10 декабря 1849 года
Что касается счастливого времяпрепровождения, то многое здесь вызывает у меня искреннюю радость. Однако временами я страдаю и от жестокой боли – я имею в виду моральную боль. В тот момент, когда мне представился мистер Теккерей, я была на грани обморока от слабости, потому что не ела ничего со времени завтрака, очень легкого, а было уже семь часов вечера. Волнение и истощение сыграли со мной в тот вечер злую шутку. Страшно вообразить, что он обо мне подумал.

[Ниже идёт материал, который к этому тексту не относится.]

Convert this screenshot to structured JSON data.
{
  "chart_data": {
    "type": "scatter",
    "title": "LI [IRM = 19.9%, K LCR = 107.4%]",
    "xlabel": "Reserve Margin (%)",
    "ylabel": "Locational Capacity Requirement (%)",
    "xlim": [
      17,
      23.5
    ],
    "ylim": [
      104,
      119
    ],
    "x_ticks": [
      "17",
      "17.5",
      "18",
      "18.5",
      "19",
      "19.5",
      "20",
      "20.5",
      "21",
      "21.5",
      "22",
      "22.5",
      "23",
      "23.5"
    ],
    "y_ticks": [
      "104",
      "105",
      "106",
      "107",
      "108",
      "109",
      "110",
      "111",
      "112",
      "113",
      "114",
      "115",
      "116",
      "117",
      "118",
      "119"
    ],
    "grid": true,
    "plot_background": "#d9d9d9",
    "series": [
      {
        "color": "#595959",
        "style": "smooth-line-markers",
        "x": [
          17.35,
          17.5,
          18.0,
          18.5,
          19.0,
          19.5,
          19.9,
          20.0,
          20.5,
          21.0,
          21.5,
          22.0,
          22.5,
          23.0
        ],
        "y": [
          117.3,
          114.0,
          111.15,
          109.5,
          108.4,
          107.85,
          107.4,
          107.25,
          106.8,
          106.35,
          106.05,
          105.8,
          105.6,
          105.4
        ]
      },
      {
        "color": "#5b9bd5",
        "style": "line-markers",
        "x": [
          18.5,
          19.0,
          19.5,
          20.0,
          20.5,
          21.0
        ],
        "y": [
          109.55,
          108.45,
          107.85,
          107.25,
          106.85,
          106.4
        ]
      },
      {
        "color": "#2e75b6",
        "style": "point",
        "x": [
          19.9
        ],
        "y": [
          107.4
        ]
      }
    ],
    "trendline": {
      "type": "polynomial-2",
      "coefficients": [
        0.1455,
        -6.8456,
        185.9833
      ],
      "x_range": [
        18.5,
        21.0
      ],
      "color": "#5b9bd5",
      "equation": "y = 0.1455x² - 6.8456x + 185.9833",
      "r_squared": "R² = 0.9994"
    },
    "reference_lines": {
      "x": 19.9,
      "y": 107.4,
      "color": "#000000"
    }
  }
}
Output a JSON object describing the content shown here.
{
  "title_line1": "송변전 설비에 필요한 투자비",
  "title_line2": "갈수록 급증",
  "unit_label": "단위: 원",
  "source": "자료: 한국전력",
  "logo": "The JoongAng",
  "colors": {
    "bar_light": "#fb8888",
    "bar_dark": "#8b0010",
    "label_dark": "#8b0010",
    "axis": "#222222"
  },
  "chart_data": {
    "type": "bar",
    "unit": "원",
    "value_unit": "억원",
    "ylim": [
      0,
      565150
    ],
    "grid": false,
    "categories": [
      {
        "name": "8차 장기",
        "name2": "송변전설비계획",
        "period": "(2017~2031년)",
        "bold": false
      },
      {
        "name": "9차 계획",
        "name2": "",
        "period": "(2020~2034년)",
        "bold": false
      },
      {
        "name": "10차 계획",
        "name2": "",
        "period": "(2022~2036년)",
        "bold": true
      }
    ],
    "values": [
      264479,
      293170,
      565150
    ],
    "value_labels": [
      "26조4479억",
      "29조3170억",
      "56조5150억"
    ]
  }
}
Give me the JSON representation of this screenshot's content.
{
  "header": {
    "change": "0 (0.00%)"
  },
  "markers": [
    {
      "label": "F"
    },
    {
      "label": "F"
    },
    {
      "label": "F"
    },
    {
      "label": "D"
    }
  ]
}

Шарлотта рассказывала мне, что при первой встрече с мистером Теккереем никак не могла решить, всерьез он говорит или шутит, и потому, как ей кажется, совершенно неправильно поняла его вопрос, сделанный в тот момент, когда джентльмены входили в гостиную. Он спросил ее, «постигла ли она тайну их сигар»? Она поняла вопрос буквально и высказалась соответственно, однако минуту спустя по улыбкам сразу на нескольких лицах поняла, что он намекал на одно место в «Джейн Эйр». Хозяева дома, в котором она гостила, решили показать ей достопримечательности Лондона. В день, который был отведен для этих приятных экскурсий, в «Таймс» вышла злая рецензия на «Шерли»255. Мисс Бронте слышала, что ее книга будет упомянута в этом номере, и догадалась о существовании какой-то особой причины, по которой хозяева дома не положили газету на обычное место. Шарлотта открыто выразила свое предположение. Миссис Смит сразу же подтвердила справедливость догадки и заметила, что лучше сначала сделать все намеченное на этот день, а уже потом прочесть рецензию. Однако мисс Бронте, не меняя спокойного тона, настояла на том, чтобы ей позволили заглянуть в газету. Миссис Смит дала ей номер и, пока Шарлотта читала, старалась не смотреть ей в лицо (которое та, впрочем, прятала за большими листами газеты). Однако вскоре миссис Смит услышала сдавленные рыдания и увидела, что на колени мисс Бронте падают слезы. Первое замечание, сделанное Шарлоттой после чтения, выражало ее опасение, что такая свирепая статья может воспрепятствовать продажам книги и тем самым повредить интересам издателей. Даже задетая за живое, она думала в первую очередь о других. Позднее (я полагаю, вечером того же дня) приехал мистер Теккерей. Шарлотта, по ее словам, заподозрила, что он пришел посмотреть, как она перенесла нападение на «Шерли». Однако она сохраняла полное самообладание и беседовала с ним очень спокойно. Он получил ответ только тогда, когда прямо спросил, читала ли мисс Бронте статью в «Таймс».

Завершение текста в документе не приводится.